Jason cutting up during our middle school football team photograph — an eighth grader then, me a seventh grader, lined up next to him, trying to hold a straight face as Jason cracked one joke after another. I don’t remember the jokes, or our coaches’ responses, but I distinctly remember how he seemed to put everyone at ease. Coaches loosened up, teammates smiled, and as a seventh grader who’d been mildly intimidated by my older teammates, I relaxed, realizing at least one of them, Jason, was harmless, just a big goofball who loved to laugh and make his teammates laugh.

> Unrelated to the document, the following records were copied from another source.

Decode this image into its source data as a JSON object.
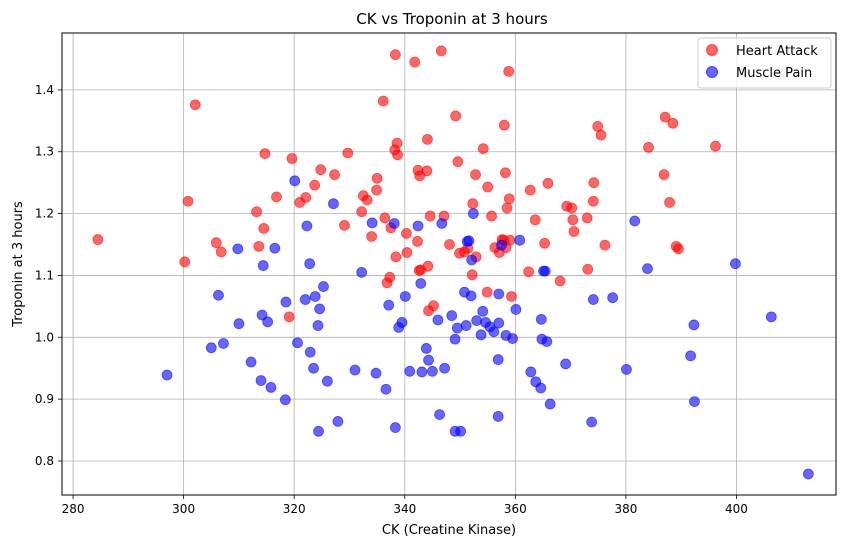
{
  "chart_data": {
    "type": "scatter",
    "title": "CK vs Troponin at 3 hours",
    "xlabel": "CK (Creatine Kinase)",
    "ylabel": "Troponin at 3 hours",
    "xlim": [
      278,
      418
    ],
    "ylim": [
      0.745,
      1.492
    ],
    "xticks": [
      280,
      300,
      320,
      340,
      360,
      380,
      400
    ],
    "yticks": [
      0.8,
      0.9,
      1.0,
      1.1,
      1.2,
      1.3,
      1.4
    ],
    "grid": true,
    "legend_position": "top-right",
    "series": [
      {
        "name": "Heart Attack",
        "color": "#ff0000",
        "points": [
          [
            284.5,
            1.158
          ],
          [
            300.2,
            1.122
          ],
          [
            300.8,
            1.22
          ],
          [
            302.1,
            1.376
          ],
          [
            305.9,
            1.153
          ],
          [
            306.8,
            1.138
          ],
          [
            313.2,
            1.203
          ],
          [
            313.6,
            1.147
          ],
          [
            314.5,
            1.176
          ],
          [
            314.7,
            1.297
          ],
          [
            316.8,
            1.227
          ],
          [
            319.1,
            1.033
          ],
          [
            319.6,
            1.289
          ],
          [
            321.0,
            1.218
          ],
          [
            322.1,
            1.226
          ],
          [
            323.7,
            1.246
          ],
          [
            324.8,
            1.271
          ],
          [
            327.3,
            1.263
          ],
          [
            329.1,
            1.181
          ],
          [
            329.7,
            1.298
          ],
          [
            332.2,
            1.203
          ],
          [
            332.5,
            1.229
          ],
          [
            333.2,
            1.222
          ],
          [
            334.0,
            1.163
          ],
          [
            334.9,
            1.238
          ],
          [
            335.0,
            1.257
          ],
          [
            336.1,
            1.382
          ],
          [
            336.4,
            1.193
          ],
          [
            336.8,
            1.088
          ],
          [
            337.3,
            1.097
          ],
          [
            337.5,
            1.177
          ],
          [
            338.2,
            1.303
          ],
          [
            338.3,
            1.457
          ],
          [
            338.4,
            1.13
          ],
          [
            338.6,
            1.314
          ],
          [
            338.7,
            1.295
          ],
          [
            340.3,
            1.168
          ],
          [
            340.4,
            1.137
          ],
          [
            341.8,
            1.445
          ],
          [
            342.3,
            1.155
          ],
          [
            342.4,
            1.27
          ],
          [
            342.6,
            1.108
          ],
          [
            342.7,
            1.261
          ],
          [
            342.9,
            1.109
          ],
          [
            344.0,
            1.269
          ],
          [
            344.1,
            1.32
          ],
          [
            344.2,
            1.115
          ],
          [
            344.3,
            1.043
          ],
          [
            344.6,
            1.196
          ],
          [
            345.2,
            1.051
          ],
          [
            346.6,
            1.463
          ],
          [
            347.1,
            1.196
          ],
          [
            348.1,
            1.15
          ],
          [
            349.2,
            1.358
          ],
          [
            349.6,
            1.284
          ],
          [
            349.9,
            1.136
          ],
          [
            350.8,
            1.138
          ],
          [
            351.4,
            1.144
          ],
          [
            352.2,
            1.101
          ],
          [
            352.3,
            1.216
          ],
          [
            352.8,
            1.263
          ],
          [
            352.9,
            1.13
          ],
          [
            354.2,
            1.305
          ],
          [
            354.9,
            1.073
          ],
          [
            355.0,
            1.243
          ],
          [
            355.7,
            1.196
          ],
          [
            356.3,
            1.145
          ],
          [
            357.1,
            1.137
          ],
          [
            357.6,
            1.158
          ],
          [
            357.9,
            1.157
          ],
          [
            358.0,
            1.343
          ],
          [
            358.2,
            1.266
          ],
          [
            358.3,
            1.145
          ],
          [
            358.5,
            1.209
          ],
          [
            358.8,
            1.43
          ],
          [
            358.9,
            1.224
          ],
          [
            359.0,
            1.157
          ],
          [
            359.3,
            1.066
          ],
          [
            362.4,
            1.106
          ],
          [
            362.7,
            1.238
          ],
          [
            363.6,
            1.19
          ],
          [
            365.3,
            1.152
          ],
          [
            365.9,
            1.249
          ],
          [
            368.1,
            1.091
          ],
          [
            369.3,
            1.212
          ],
          [
            370.2,
            1.209
          ],
          [
            370.4,
            1.19
          ],
          [
            370.6,
            1.171
          ],
          [
            373.0,
            1.193
          ],
          [
            373.1,
            1.11
          ],
          [
            374.1,
            1.22
          ],
          [
            374.2,
            1.25
          ],
          [
            374.9,
            1.341
          ],
          [
            375.5,
            1.327
          ],
          [
            376.2,
            1.149
          ],
          [
            384.1,
            1.307
          ],
          [
            386.9,
            1.263
          ],
          [
            387.1,
            1.356
          ],
          [
            387.9,
            1.218
          ],
          [
            388.5,
            1.346
          ],
          [
            389.1,
            1.147
          ],
          [
            389.5,
            1.143
          ],
          [
            396.2,
            1.309
          ]
        ]
      },
      {
        "name": "Muscle Pain",
        "color": "#0000ff",
        "points": [
          [
            297.0,
            0.939
          ],
          [
            305.0,
            0.983
          ],
          [
            306.3,
            1.068
          ],
          [
            307.2,
            0.99
          ],
          [
            309.8,
            1.143
          ],
          [
            310.0,
            1.022
          ],
          [
            312.2,
            0.96
          ],
          [
            314.0,
            0.93
          ],
          [
            314.2,
            1.036
          ],
          [
            314.4,
            1.116
          ],
          [
            315.2,
            1.025
          ],
          [
            315.8,
            0.919
          ],
          [
            316.5,
            1.144
          ],
          [
            318.4,
            0.899
          ],
          [
            318.5,
            1.057
          ],
          [
            320.1,
            1.253
          ],
          [
            320.6,
            0.991
          ],
          [
            322.0,
            1.061
          ],
          [
            322.3,
            1.18
          ],
          [
            322.8,
            1.119
          ],
          [
            322.9,
            0.976
          ],
          [
            323.5,
            0.95
          ],
          [
            323.8,
            1.066
          ],
          [
            324.3,
            1.019
          ],
          [
            324.4,
            0.848
          ],
          [
            324.6,
            1.046
          ],
          [
            325.3,
            1.082
          ],
          [
            326.0,
            0.929
          ],
          [
            327.1,
            1.216
          ],
          [
            327.9,
            0.864
          ],
          [
            331.0,
            0.947
          ],
          [
            332.2,
            1.105
          ],
          [
            334.1,
            1.185
          ],
          [
            334.8,
            0.942
          ],
          [
            336.6,
            0.916
          ],
          [
            337.1,
            1.052
          ],
          [
            338.1,
            1.184
          ],
          [
            338.3,
            0.854
          ],
          [
            338.9,
            1.016
          ],
          [
            339.5,
            1.024
          ],
          [
            340.1,
            1.066
          ],
          [
            340.9,
            0.945
          ],
          [
            342.4,
            1.18
          ],
          [
            342.9,
            1.087
          ],
          [
            343.1,
            0.944
          ],
          [
            343.9,
            0.982
          ],
          [
            344.3,
            0.963
          ],
          [
            345.0,
            0.945
          ],
          [
            346.0,
            1.028
          ],
          [
            346.3,
            0.875
          ],
          [
            346.7,
            1.184
          ],
          [
            347.2,
            0.95
          ],
          [
            348.5,
            1.035
          ],
          [
            349.1,
            0.848
          ],
          [
            349.1,
            0.997
          ],
          [
            349.5,
            1.015
          ],
          [
            350.1,
            0.848
          ],
          [
            350.8,
            1.073
          ],
          [
            351.1,
            1.019
          ],
          [
            351.3,
            1.155
          ],
          [
            351.6,
            1.156
          ],
          [
            352.0,
            1.067
          ],
          [
            352.1,
            1.125
          ],
          [
            352.4,
            1.2
          ],
          [
            353.0,
            1.027
          ],
          [
            353.8,
            1.004
          ],
          [
            354.1,
            1.042
          ],
          [
            354.6,
            1.024
          ],
          [
            355.4,
            1.017
          ],
          [
            356.1,
            1.009
          ],
          [
            356.9,
            0.872
          ],
          [
            356.9,
            0.964
          ],
          [
            357.0,
            1.023
          ],
          [
            357.0,
            1.07
          ],
          [
            357.5,
            1.149
          ],
          [
            358.3,
            1.003
          ],
          [
            359.5,
            0.998
          ],
          [
            360.1,
            1.045
          ],
          [
            360.8,
            1.157
          ],
          [
            362.8,
            0.944
          ],
          [
            363.7,
            0.928
          ],
          [
            364.6,
            0.918
          ],
          [
            364.7,
            1.029
          ],
          [
            364.8,
            0.997
          ],
          [
            365.1,
            1.107
          ],
          [
            365.4,
            1.107
          ],
          [
            365.7,
            0.993
          ],
          [
            366.3,
            0.892
          ],
          [
            369.1,
            0.957
          ],
          [
            373.8,
            0.863
          ],
          [
            374.1,
            1.061
          ],
          [
            377.6,
            1.064
          ],
          [
            380.1,
            0.948
          ],
          [
            381.6,
            1.188
          ],
          [
            383.9,
            1.111
          ],
          [
            391.7,
            0.97
          ],
          [
            392.3,
            1.02
          ],
          [
            392.4,
            0.896
          ],
          [
            399.8,
            1.119
          ],
          [
            406.3,
            1.033
          ],
          [
            413.0,
            0.779
          ]
        ]
      }
    ]
  }
}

Melissa returning to school in second grade after a month or so out sick with pneumonia, I think. This memory is fuzzier — longer ago — but I seem to remember her return as triumphant, and everyone — 7-year-olds and teachers included — smiled when she came back. As youngsters, we’d been mystified by her being out of school so long, sick with something none of us could pronounce. While the memory is fuzzy, I know Melissa returned with a huge smile, glad to be back, like she’d been gone only for a few minutes to swing on the playground.

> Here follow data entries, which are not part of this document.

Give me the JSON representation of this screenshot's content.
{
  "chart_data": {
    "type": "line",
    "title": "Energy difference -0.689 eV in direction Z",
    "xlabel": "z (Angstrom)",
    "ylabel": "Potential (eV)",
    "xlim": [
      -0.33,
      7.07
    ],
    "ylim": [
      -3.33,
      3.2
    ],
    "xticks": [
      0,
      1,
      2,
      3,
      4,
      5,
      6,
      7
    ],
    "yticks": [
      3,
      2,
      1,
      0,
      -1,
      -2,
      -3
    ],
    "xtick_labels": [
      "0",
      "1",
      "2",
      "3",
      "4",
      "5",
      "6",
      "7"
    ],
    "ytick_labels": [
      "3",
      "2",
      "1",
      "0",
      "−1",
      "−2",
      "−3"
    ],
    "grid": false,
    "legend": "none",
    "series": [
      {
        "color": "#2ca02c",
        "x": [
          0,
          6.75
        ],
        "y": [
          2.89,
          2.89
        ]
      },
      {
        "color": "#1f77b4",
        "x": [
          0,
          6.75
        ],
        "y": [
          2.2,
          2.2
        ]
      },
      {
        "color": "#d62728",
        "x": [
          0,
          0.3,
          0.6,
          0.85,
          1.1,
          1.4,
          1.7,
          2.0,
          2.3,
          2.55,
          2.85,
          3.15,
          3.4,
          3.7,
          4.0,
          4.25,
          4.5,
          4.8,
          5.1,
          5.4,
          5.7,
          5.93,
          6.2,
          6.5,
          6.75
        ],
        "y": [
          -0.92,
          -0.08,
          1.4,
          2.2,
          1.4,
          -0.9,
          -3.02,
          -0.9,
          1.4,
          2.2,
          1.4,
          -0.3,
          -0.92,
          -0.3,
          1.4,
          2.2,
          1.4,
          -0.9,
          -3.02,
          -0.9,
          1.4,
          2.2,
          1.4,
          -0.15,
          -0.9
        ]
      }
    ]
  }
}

Jason, again hamming it up, a high school sophomore, riding on the back of the school’s Zamboni-like floor-waxing machine on the freshman side of the cafeteria, after having snagged it from behind the backs of the unsuspecting maintenance staff, I’m sure. Like any good Zamboni driver, Jason entertained his crowd with silly antics as he rode the machine, until a stern faced teacher on cafeteria duty spotted him and ended the fun. I remember his closest friends watching the whole episode, doubled over with laughter, and the whole cafeteria brightened up thanks to the rebellious clowning.

Melissa, as a freshman, shivering in her cheerleading uniform on the sidelines of a JV football game, on the road at Bishop Kearney. From the sidelines, in a break from playing, I must have glanced at the bleachers searching for my family, and I noticed all the cheerleaders but Melissa had their warm-up suits on. I never asked her about it, but she must have forgotten hers warm-up suit that game. She cheered on just the same, hands balled tightly in the ends of her sleeves when not clapping, I’m sure. I don’t think we won the game; that season was a rough one, but Melissa and the other cheerleaders never gave up on us.

Ten years has gone fast — in Brighton and the world — considering all that’s happened since June 21, 1997, when that freight train took Jason and Melissa. But we remember them and their smiles, and we will always remember, today, and always.